The assay we developed uses a homogeneous biotin-dioxigenin based bridging ELISA format. Briefly, patient serum was simultaneously incubated with both a ranibizumab-biotin conjugate and a ranibizumab-dioxigenin conjugate. Following incubation this mixture was loaded into a streptavidin coated well and complexes of anti-ranibizumab antibodies with the biotin-dioxigenin conjugates was detected using a horseradish peroxidase-conjugated anti-dioxigenin antibody. Mice were immunised with ranibizumab to generate a positive control for this assay. A cohort of 48 AMD patients was recruited from the clinic at the Lions Eye Institute, Western Australia. The cohort included 8 patients participating in an anti-VEGF gene therapy study currently being conducted by our group. All patients had received multiple injections of ranibizumab prior to sampling of their serum.

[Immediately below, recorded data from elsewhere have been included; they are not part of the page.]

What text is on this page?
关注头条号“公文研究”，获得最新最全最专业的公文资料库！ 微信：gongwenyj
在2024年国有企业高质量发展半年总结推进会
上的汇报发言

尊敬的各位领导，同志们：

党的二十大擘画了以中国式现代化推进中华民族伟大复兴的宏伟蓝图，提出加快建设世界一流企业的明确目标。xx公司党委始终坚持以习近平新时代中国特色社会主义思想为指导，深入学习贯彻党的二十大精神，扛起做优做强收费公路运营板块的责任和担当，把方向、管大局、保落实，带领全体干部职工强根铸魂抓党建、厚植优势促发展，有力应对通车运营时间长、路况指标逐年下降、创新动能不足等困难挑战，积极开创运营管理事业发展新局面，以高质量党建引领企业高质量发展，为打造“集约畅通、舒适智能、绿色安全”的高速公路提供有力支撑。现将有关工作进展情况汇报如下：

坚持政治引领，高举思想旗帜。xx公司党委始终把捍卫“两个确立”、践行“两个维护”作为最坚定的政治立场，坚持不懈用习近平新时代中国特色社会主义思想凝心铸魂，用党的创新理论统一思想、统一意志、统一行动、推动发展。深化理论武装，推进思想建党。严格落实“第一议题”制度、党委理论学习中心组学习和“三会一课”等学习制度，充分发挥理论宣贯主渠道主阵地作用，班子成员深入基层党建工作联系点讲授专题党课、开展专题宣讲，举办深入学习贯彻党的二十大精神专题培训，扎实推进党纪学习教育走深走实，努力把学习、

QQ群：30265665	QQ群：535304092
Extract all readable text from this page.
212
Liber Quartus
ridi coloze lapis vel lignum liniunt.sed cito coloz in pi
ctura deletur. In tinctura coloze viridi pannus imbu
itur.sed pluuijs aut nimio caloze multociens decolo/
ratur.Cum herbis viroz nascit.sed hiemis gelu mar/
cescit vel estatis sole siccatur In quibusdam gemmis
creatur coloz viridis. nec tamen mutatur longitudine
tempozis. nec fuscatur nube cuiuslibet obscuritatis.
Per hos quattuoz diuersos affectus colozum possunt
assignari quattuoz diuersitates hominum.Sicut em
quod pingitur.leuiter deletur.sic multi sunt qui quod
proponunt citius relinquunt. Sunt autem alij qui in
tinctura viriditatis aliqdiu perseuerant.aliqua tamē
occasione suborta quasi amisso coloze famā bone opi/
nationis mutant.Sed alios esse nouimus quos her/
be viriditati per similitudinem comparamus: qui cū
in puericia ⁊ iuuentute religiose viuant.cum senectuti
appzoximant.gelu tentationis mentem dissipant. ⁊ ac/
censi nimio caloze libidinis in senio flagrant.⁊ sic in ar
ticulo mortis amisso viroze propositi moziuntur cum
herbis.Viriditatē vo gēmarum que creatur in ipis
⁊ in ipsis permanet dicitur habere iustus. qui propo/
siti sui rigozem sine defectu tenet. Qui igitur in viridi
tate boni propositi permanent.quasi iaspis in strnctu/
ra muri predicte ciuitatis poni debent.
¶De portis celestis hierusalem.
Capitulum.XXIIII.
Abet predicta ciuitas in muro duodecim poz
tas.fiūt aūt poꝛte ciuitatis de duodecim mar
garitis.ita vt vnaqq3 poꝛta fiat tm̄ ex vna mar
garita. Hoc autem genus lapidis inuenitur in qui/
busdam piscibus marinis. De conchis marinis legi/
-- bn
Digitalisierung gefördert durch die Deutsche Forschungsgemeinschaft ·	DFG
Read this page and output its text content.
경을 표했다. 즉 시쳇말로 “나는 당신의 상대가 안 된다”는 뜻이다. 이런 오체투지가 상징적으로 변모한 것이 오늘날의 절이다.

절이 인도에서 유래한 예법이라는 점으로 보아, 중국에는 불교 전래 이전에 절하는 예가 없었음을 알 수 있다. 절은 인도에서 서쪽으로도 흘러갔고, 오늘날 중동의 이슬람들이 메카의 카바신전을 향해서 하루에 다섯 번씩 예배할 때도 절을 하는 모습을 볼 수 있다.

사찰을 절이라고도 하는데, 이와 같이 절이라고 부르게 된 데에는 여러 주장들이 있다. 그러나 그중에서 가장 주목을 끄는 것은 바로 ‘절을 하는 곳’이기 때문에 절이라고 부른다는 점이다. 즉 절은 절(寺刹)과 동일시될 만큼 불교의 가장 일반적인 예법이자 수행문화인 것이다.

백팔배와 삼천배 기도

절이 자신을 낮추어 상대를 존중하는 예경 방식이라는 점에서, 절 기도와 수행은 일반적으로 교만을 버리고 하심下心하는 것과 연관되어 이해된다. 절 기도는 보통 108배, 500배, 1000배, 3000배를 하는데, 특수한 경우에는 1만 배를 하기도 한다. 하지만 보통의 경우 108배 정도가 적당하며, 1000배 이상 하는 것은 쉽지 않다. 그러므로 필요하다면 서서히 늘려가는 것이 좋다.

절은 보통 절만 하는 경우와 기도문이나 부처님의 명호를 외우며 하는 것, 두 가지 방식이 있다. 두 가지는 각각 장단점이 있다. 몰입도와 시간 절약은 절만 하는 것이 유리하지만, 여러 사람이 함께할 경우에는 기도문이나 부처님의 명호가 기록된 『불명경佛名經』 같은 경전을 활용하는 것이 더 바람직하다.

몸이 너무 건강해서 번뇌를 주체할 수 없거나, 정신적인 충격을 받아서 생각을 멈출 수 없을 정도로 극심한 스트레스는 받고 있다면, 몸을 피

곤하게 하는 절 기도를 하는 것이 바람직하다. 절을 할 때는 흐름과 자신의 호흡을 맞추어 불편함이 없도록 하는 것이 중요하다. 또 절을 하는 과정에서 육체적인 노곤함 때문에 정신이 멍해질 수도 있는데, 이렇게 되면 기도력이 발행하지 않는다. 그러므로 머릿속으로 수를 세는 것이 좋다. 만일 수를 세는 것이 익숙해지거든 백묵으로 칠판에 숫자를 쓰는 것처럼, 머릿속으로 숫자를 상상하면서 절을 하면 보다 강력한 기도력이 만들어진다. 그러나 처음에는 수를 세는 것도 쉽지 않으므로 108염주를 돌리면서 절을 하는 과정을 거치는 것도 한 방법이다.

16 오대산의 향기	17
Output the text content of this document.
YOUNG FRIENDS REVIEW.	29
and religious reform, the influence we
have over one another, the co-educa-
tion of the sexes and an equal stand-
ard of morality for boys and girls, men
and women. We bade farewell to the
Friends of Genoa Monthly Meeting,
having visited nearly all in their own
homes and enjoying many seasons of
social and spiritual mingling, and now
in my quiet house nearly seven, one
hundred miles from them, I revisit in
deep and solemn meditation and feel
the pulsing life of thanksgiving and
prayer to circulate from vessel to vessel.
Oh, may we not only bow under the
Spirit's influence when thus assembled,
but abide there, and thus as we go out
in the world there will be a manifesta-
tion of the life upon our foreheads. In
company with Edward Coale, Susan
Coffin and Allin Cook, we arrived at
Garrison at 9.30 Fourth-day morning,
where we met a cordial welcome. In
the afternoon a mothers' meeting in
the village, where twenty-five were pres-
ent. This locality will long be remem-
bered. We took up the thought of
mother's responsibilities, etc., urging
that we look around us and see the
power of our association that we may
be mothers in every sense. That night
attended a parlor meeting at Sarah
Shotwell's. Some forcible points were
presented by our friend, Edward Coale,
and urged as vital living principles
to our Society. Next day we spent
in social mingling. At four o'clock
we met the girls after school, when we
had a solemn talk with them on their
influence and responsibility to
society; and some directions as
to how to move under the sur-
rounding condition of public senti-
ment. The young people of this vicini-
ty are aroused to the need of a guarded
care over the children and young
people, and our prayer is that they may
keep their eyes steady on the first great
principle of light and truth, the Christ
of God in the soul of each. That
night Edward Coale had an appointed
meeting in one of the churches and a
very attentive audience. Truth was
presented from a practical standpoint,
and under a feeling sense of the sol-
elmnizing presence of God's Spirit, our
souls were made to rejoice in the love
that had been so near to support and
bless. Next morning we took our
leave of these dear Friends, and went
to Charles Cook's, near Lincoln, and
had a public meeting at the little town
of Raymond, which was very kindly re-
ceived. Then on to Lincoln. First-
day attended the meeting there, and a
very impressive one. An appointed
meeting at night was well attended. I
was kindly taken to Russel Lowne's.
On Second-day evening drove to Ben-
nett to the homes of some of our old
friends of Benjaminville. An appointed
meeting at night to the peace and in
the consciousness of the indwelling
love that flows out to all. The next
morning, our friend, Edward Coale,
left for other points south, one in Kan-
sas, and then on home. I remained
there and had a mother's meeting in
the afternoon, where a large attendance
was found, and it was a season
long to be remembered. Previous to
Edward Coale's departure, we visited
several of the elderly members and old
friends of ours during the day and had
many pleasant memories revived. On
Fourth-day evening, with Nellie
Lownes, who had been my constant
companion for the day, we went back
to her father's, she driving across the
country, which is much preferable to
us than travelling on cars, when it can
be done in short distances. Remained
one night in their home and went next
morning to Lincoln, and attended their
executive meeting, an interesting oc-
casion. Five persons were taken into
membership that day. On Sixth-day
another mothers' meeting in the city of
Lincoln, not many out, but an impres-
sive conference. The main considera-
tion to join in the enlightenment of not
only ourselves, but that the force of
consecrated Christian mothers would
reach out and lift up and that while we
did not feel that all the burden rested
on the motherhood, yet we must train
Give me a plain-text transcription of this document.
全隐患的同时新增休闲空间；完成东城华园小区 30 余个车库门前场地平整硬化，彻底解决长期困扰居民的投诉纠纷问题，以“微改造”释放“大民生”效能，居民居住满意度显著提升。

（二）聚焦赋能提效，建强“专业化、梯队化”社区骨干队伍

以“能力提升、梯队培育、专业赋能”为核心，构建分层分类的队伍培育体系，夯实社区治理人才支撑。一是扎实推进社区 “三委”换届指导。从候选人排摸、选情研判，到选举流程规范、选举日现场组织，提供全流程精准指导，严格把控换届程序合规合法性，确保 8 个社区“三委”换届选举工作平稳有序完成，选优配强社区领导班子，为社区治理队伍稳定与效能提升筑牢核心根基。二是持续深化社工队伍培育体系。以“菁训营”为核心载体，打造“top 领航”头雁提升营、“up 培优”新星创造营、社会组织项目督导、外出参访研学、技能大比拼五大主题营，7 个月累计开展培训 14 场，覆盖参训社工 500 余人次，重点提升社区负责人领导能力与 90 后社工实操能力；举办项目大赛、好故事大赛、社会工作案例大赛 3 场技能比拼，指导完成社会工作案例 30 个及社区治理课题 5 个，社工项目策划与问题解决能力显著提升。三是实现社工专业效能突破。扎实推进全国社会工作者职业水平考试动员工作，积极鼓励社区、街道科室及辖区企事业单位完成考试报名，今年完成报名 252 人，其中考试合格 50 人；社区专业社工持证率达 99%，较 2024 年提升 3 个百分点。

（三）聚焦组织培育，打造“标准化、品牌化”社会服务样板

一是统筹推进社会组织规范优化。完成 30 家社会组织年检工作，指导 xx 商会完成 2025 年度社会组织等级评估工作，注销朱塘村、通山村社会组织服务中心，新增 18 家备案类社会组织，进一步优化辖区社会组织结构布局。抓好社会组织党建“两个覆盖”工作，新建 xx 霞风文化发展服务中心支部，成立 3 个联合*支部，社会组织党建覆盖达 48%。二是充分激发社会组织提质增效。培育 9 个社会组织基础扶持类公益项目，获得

Mouse serum containing anti-ranibizumab antibodies was used to successfully validate this assay. While the mouse serum generated a robust response no anti-ranibizumab antibodies were detected in the 48 patient serum samples screened.
In this initial limited study we have found no correlation between patient responsiveness to ranibizumab and anti-ranibizumab antibodies. However, having successfully generated a robust assay capable of detecting anti-ranibizumab antibodies within sera this study will be expanded to 300 patients and will continue to include further patients from our anti-VEGF gene therapy study. A greater understanding of anti-ranibizumab antibodies will assist in the development of guidelines to match the treatment strategies to the responsiveness of patients.